The spending bill passed last Wednesday funds the federal government until February and quiets fears of a catastrophic default for now, but according to financial experts, the shutdown took a toll – to the tune of $24 billion.
Experts agreed that failure to fund the government and raise the debt ceiling would result in a default that could potentially damage to the global economy. And while the default was averted, the shutdown still dealt damage the U.S. economy, according to The New York Times.
The full scope of the consequences are yet to be seen, but according to a report from Standard & Poor’s, the 16-day shutdown cost the U.S. $24 billion in potential economic activity, or 0.6 percent of the projected annualized fourth quarter 2013 GDP growth.
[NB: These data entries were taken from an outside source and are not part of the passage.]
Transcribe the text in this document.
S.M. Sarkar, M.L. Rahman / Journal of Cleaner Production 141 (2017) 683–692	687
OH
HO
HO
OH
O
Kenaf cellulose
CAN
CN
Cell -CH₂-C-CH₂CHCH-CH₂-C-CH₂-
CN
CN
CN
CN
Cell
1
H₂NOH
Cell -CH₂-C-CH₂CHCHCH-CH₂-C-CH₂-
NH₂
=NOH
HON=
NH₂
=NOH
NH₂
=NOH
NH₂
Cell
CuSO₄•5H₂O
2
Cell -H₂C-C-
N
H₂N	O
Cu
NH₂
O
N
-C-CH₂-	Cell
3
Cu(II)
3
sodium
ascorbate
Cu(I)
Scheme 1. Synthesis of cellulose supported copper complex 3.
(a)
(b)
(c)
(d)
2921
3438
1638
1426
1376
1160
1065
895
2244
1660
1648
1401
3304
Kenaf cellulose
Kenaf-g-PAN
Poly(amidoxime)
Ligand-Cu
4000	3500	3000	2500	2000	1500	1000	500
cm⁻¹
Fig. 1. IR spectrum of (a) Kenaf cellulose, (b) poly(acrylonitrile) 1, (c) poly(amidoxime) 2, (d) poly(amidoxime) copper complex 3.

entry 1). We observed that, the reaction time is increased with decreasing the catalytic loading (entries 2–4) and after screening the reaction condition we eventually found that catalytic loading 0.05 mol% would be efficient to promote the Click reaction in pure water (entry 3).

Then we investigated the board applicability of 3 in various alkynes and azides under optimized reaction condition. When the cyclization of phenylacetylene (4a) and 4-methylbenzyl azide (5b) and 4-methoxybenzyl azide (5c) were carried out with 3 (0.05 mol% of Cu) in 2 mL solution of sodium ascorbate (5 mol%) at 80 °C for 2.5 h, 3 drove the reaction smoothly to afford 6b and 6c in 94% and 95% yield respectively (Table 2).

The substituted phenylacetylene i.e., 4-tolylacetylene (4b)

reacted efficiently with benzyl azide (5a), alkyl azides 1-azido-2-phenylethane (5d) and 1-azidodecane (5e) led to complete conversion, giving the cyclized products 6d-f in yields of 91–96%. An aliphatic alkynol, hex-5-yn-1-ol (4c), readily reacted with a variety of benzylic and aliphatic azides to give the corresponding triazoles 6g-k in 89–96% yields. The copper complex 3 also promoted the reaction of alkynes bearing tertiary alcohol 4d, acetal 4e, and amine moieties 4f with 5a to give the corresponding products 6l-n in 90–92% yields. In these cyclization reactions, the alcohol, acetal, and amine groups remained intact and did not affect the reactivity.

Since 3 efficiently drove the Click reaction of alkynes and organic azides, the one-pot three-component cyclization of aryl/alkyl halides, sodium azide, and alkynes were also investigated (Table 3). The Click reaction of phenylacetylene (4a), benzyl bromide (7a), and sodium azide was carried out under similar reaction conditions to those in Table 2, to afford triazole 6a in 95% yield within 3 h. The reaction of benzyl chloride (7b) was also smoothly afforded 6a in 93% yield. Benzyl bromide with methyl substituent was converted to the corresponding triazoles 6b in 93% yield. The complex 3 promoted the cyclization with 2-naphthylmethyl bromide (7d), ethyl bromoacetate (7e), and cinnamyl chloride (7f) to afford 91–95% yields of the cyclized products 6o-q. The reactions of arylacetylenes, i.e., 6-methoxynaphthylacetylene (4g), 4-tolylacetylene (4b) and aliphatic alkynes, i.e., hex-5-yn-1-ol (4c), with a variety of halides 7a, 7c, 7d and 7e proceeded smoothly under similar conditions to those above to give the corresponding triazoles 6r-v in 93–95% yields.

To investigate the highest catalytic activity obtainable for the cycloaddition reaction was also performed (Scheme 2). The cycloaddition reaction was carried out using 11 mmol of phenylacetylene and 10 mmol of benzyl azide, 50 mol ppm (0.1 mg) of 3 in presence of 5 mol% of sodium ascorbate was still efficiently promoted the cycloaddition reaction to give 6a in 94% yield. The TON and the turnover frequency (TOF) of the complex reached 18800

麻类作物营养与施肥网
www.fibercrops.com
Broken down, some of the major losses, according to Time Magazine, include:
- About $3.1 billion lost in government services
- $152 million lost per day in travel spending
- $76 million in lost revenue per day due to National Parks closures
- $217 million lost per day in federal and contractor wages in the DC area alone
The shutdown also lead to the steepest plunge in consumer confidence since the Lehman Brother’s collapse of 2008. According to a Gallup poll, 67 percent of Americans think the economy is getting worse, opposed to the 28 percent who say its getting better. 15 percent said the economy was in excellent shape, and 48 percent said it was performing poorly.
President Obama, speaking shortly after the Wednesday vote, praised congress, but emphasized that such brinksmanship should not be repeated. “We’ve got to get out of the habit of governing by crisis,” Obama said in his address. “We could get all these things [Farm bill, budget negotiations, immigration changes] done even this year, if everybody comes together in a spirit of, how are we going to move this country forward and put the last three weeks behind us?”
But financial institutions, specifically Standard & Poor’s, fear the danger of a repeat of the past two and a half weeks will slow the economy. Especially since the legislation expires in February, at which time the same argument could start anew.
"The short turnaround for politicians to negotiate some sort of lasting deal will likely weigh on consumer confidence, especially among government workers that were furloughed," the agency wrote in a release. "If people are afraid that the government policy brinkmanship will resurface again, and with it the risk of another shutdown or worse, they'll remain afraid to open up their checkbooks."